Torn quoted in Scientific American on potential ability of farmland to combat climate change
The earth’s soil stores a lot of carbon from the atmosphere, and managing it with the climate in mind may be an important part of reducing greenhouse gas emissions to curb global warming, according to a paper published Wednesday in the journal Nature.
“Climate-smart” soil management, primarily on land used for agriculture, can be part of an overall greenhouse gas reduction strategy that includes other efforts like carbon sequestration and reducing fossil fuel emissions, the paper’s authors said.

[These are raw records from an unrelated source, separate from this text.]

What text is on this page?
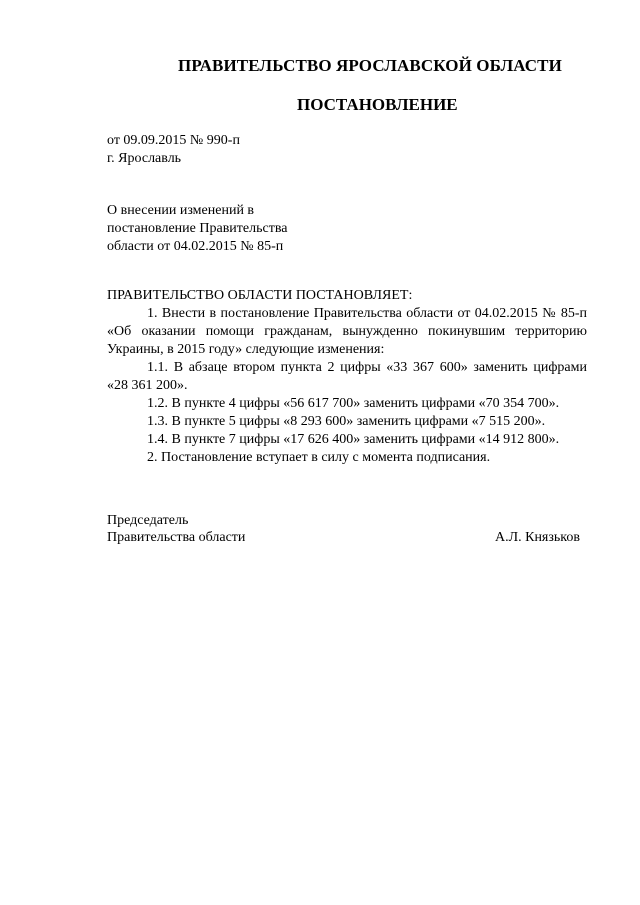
ПРАВИТЕЛЬСТВО ЯРОСЛАВСКОЙ ОБЛАСТИ
ПОСТАНОВЛЕНИЕ
от 09.09.2015 № 990-п
г. Ярославль
О внесении изменений в
постановление Правительства
области от 04.02.2015 № 85-п

ПРАВИТЕЛЬСТВО ОБЛАСТИ ПОСТАНОВЛЯЕТ:

1. Внести в постановление Правительства области от 04.02.2015 № 85-п «Об оказании помощи гражданам, вынужденно покинувшим территорию Украины, в 2015 году» следующие изменения:

1.1. В абзаце втором пункта 2 цифры «33 367 600» заменить цифрами «28 361 200».

1.2. В пункте 4 цифры «56 617 700» заменить цифрами «70 354 700».

1.3. В пункте 5 цифры «8 293 600» заменить цифрами «7 515 200».

1.4. В пункте 7 цифры «17 626 400» заменить цифрами «14 912 800».

2. Постановление вступает в силу с момента подписания.

Председатель
Правительства области	А.Л. Князьков
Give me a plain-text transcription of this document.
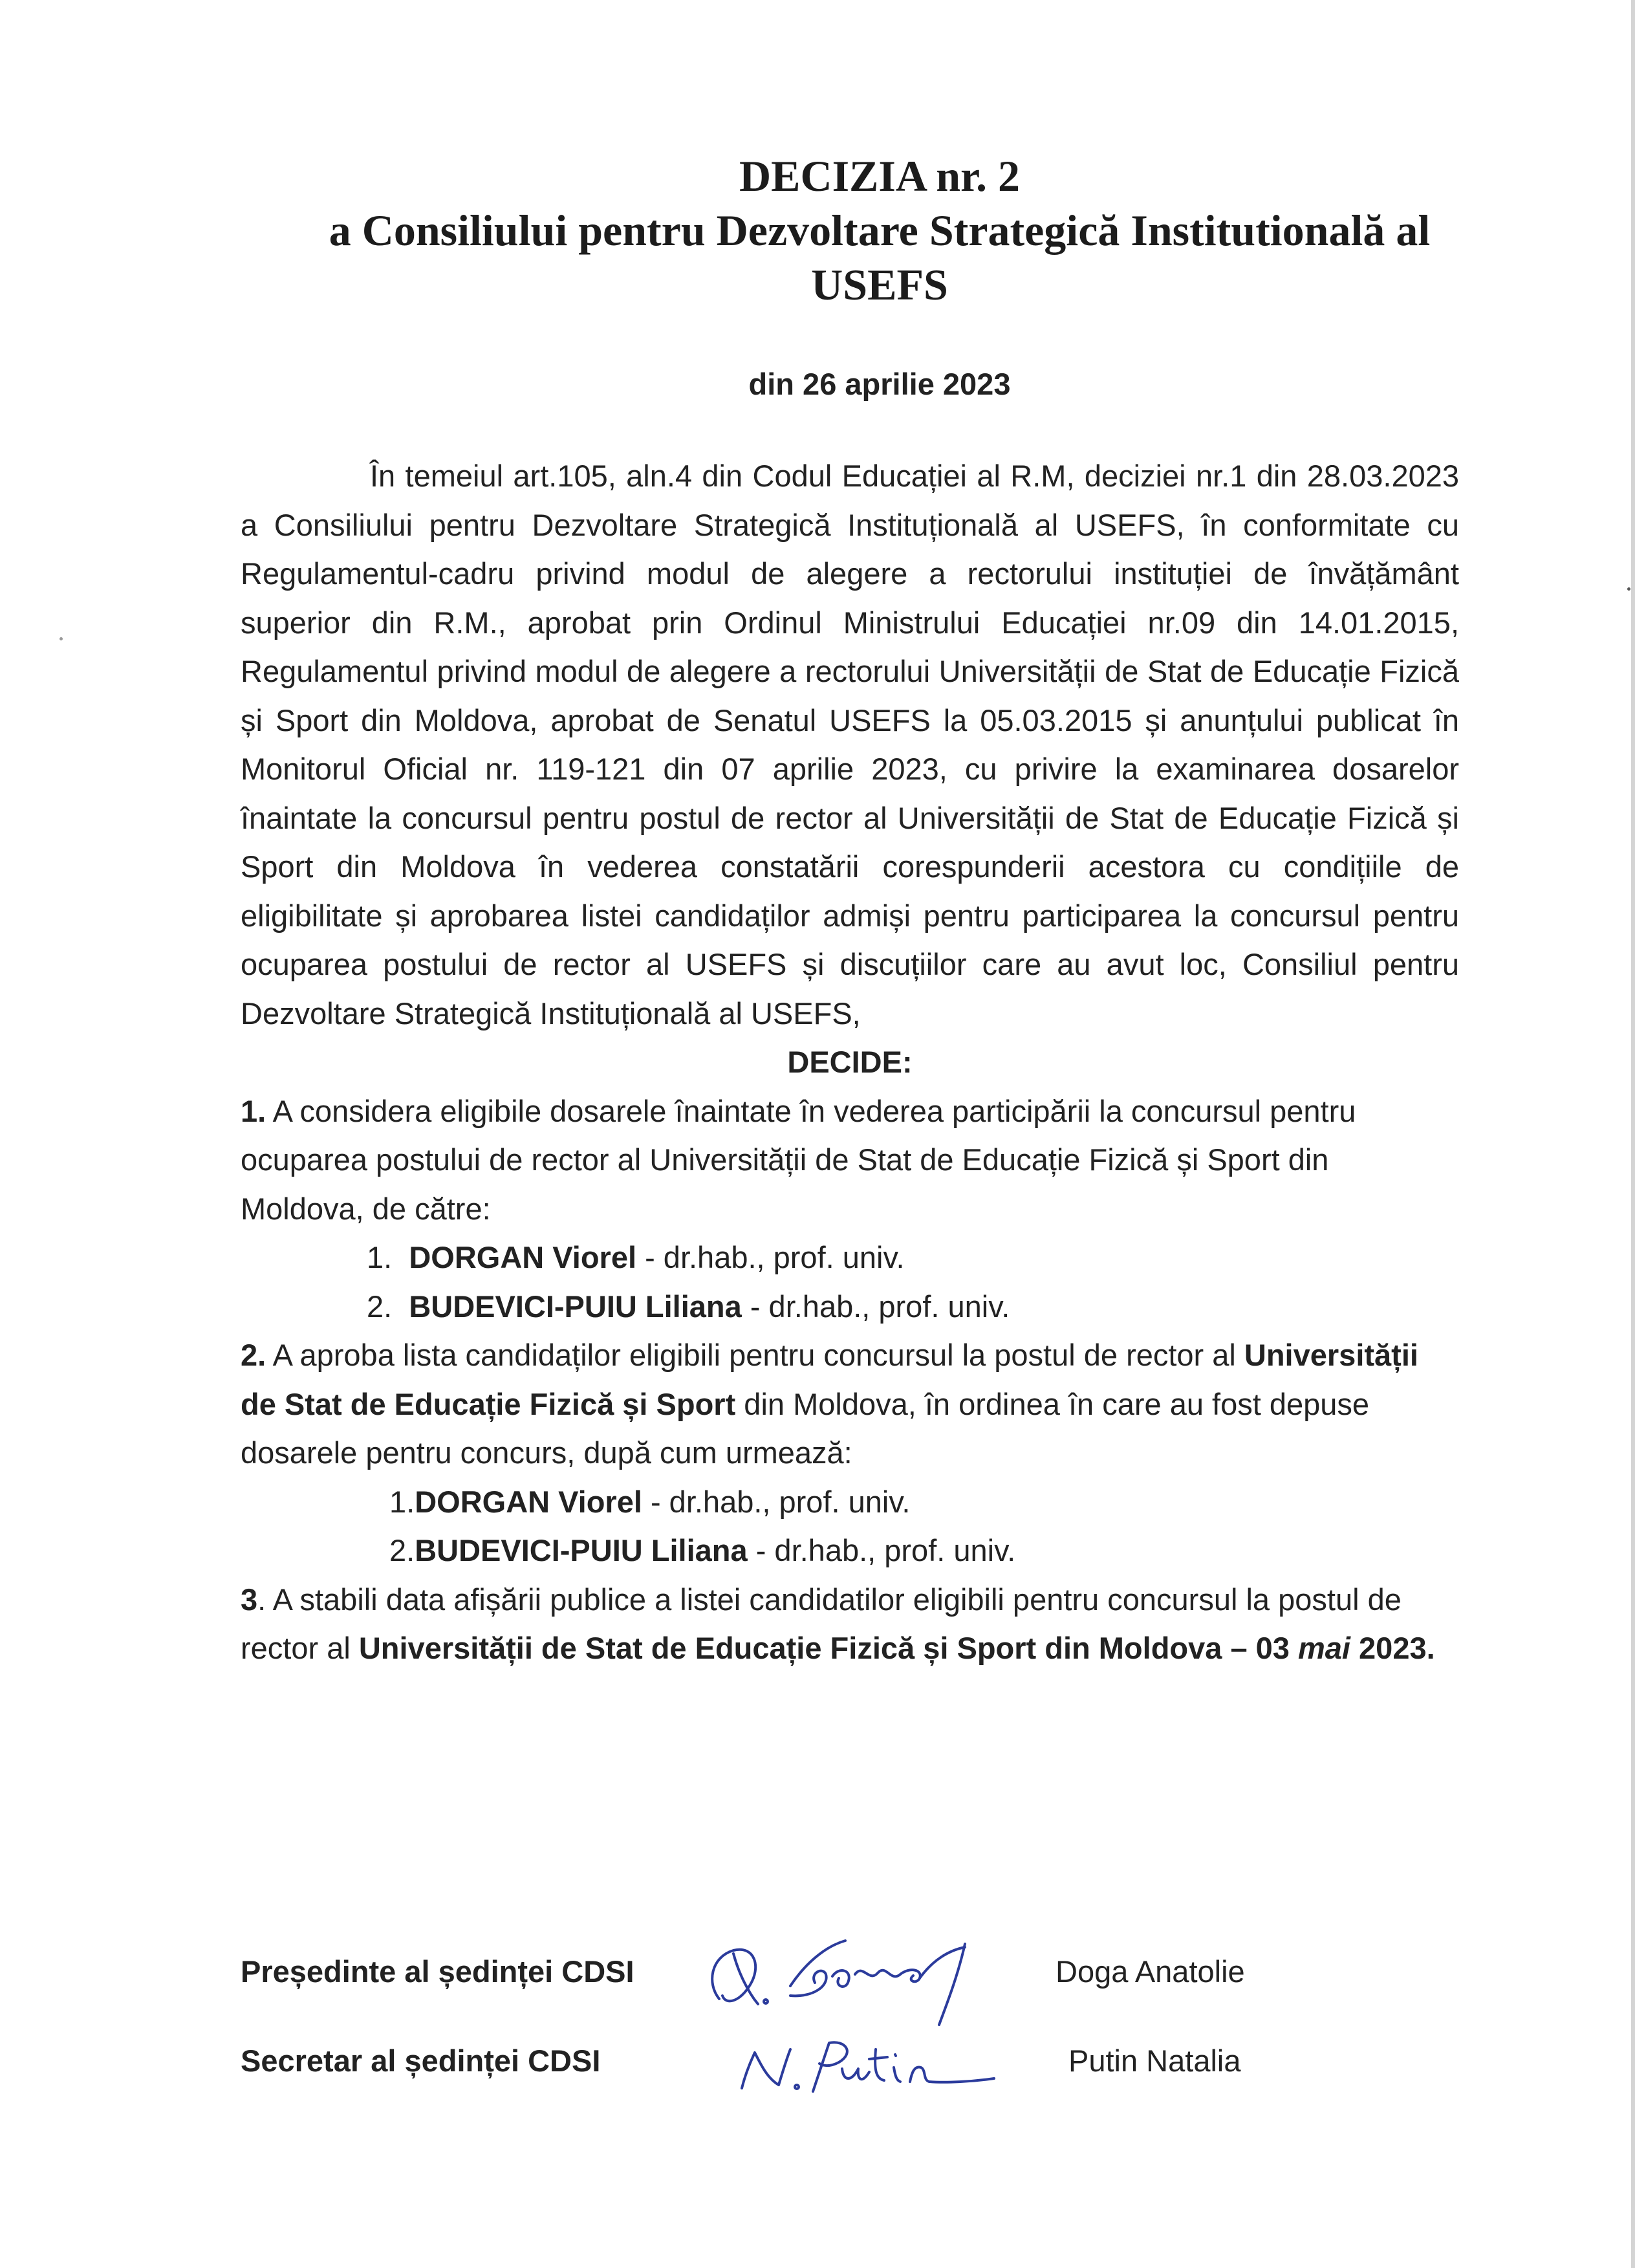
DECIZIA nr. 2

a Consiliului pentru Dezvoltare Strategică Institutională al

USEFS

din 26 aprilie 2023

În temeiul art.105, aln.4 din Codul Educației al R.M, deciziei nr.1 din 28.03.2023 a Consiliului pentru Dezvoltare Strategică Instituțională al USEFS, în conformitate cu Regulamentul-cadru privind modul de alegere a rectorului instituției de învățământ superior din R.M., aprobat prin Ordinul Ministrului Educației nr.09 din 14.01.2015, Regulamentul privind modul de alegere a rectorului Universității de Stat de Educație Fizică și Sport din Moldova, aprobat de Senatul USEFS la 05.03.2015 și anunțului publicat în Monitorul Oficial nr. 119-121 din 07 aprilie 2023, cu privire la examinarea dosarelor înaintate la concursul pentru postul de rector al Universității de Stat de Educație Fizică și Sport din Moldova în vederea constatării corespunderii acestora cu condițiile de eligibilitate și aprobarea listei candidaților admiși pentru participarea la concursul pentru ocuparea postului de rector al USEFS și discuțiilor care au avut loc, Consiliul pentru Dezvoltare Strategică Instituțională al USEFS,

DECIDE:

1. A considera eligibile dosarele înaintate în vederea participării la concursul pentru ocuparea postului de rector al Universității de Stat de Educație Fizică și Sport din Moldova, de către:

1. DORGAN Viorel - dr.hab., prof. univ.

2. BUDEVICI-PUIU Liliana - dr.hab., prof. univ.

2. A aproba lista candidaților eligibili pentru concursul la postul de rector al Universității de Stat de Educație Fizică și Sport din Moldova, în ordinea în care au fost depuse dosarele pentru concurs, după cum urmează:

1.DORGAN Viorel - dr.hab., prof. univ.

2.BUDEVICI-PUIU Liliana - dr.hab., prof. univ.

3. A stabili data afișării publice a listei candidatilor eligibili pentru concursul la postul de rector al Universității de Stat de Educație Fizică și Sport din Moldova – 03 mai 2023.

Președinte al ședinței CDSI	Doga Anatolie
Secretar al ședinței CDSI	Putin Natalia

Many scientists believe new efforts to reduce greenhouse gases in the atmosphere are needed to keep global warming to an internationally agreed-upon limit of 2°C (3.6°F).
“One way to do that is by locking up carbon in soils,” said study co-author Pete Smith, professor of soils and global change at the University of Aberdeen in Scotland. “If we can do this, we can complement efforts in other sectors to stabilize the climate and deliver on the Paris agreement.”
Margaret Torn, co-head of the climate and carbon sciences program at the Lawrence Berkeley National Laboratory, said that some approaches to more climate-friendly soils management are things farmers already know how to do, but others, such as growing crops with deeper roots, aren’t available to many farmers globally.